N eugier im guten Sinne verhindert, dass wir erstarren. Sie schafft Bewegung, weil uns das Interesse am Leben lebendig hält. Auch das hat mit Wachsamkeit zu tun! Der muntere Blick nimmt vieles wahr, wo das Leben Antworten auf unzählige Fragen gibt. Die Neugier am anderen meint nicht den Tratsch, sondern das Bemühen, den anderen immer neu kennenzulernen, Neues an ihm zu entdecken und ihn verstehen zu lernen. Wenn ich über meinen Nächsten etwas erfahren möchte, dann braucht es dafür nicht geschwätzige Nachbarn, sondern vor allem Zeit, um mich ganzheitlich auf mein Gegenüber einzulassen.
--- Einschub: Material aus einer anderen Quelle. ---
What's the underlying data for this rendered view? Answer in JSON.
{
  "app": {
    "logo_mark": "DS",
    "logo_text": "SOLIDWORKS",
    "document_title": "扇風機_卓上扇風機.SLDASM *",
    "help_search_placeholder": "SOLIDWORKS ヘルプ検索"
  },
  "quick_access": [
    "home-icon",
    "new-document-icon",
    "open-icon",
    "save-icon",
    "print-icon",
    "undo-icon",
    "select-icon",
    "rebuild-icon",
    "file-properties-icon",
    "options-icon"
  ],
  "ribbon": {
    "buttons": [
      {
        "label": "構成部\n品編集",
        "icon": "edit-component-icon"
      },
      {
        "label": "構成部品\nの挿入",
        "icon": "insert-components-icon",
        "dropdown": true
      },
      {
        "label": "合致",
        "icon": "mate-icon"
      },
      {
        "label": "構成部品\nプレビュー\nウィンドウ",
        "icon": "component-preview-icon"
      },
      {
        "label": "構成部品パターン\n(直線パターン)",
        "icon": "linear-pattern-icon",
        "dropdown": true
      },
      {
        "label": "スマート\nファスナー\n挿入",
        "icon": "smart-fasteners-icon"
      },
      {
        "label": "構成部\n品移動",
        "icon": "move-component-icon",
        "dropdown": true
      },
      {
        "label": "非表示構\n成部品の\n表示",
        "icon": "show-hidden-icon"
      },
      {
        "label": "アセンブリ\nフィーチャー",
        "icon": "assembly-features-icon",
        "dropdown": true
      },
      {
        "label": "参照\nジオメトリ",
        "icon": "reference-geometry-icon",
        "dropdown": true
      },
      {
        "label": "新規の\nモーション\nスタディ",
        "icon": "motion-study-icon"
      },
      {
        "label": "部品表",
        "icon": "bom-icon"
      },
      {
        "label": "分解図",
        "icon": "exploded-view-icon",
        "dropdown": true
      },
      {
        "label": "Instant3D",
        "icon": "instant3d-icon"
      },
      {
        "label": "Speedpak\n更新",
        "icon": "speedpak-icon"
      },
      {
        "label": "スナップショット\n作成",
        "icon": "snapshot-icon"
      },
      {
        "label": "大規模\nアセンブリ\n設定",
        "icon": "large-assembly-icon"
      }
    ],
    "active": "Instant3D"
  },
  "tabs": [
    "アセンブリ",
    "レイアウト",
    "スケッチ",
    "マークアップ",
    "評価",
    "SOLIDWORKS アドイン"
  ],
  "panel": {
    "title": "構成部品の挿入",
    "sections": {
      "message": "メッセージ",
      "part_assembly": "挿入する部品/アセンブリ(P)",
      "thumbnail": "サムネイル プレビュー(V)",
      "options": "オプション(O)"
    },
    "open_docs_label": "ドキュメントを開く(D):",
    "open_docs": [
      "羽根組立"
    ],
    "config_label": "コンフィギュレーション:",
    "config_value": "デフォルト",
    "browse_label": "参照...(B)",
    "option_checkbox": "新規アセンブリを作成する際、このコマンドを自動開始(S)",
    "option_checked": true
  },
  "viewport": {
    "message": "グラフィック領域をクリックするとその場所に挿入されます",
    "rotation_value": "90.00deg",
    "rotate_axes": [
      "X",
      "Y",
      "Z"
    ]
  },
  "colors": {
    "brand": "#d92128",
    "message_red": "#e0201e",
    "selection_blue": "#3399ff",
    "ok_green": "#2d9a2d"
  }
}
T reue schafft schließlich Kontinuität im Leben. Sich selber treu zu sein, um es auch anderen gegenüber sein zu können, das ist vermutlich das Schwierigste. Auch das hat sehr viel mit Wachsamkeit zu tun, denn Treue zur eigenen Lebenslinie bedeutet nicht selten, sich immer wieder bewusst abzugrenzen von Trends und Kurzzeiterscheinungen, um nicht zerrissen zu werden zwischen den vielfältigen Ansprüchen, die durch das Leben herangetragen werden. Wer sich selber treu ist, schafft damit eine gute Gleichmütigkeit, die in eine tragende innere Ruhe mündet. Wer nicht ständig nach Neuem strebt und atemlos dabei wird, sondern lernt, aus dem Vorhandenen zu gestalten, der wird Treue als wichtiges Instrument zur Selbstfindung erkennen und darf gespannt darauf sein, wieviel Göttliches er in sich selbst finden wird. Gott begegnet uns im wachsamen Umgang mit uns selbst und mit anderen – nirgendwo anders.

Ich wünsche Euch allen einen guten Advent und viel Wachsamkeit, um Gott dort zu erfahren, wo Ihr es nicht vermutet hättet.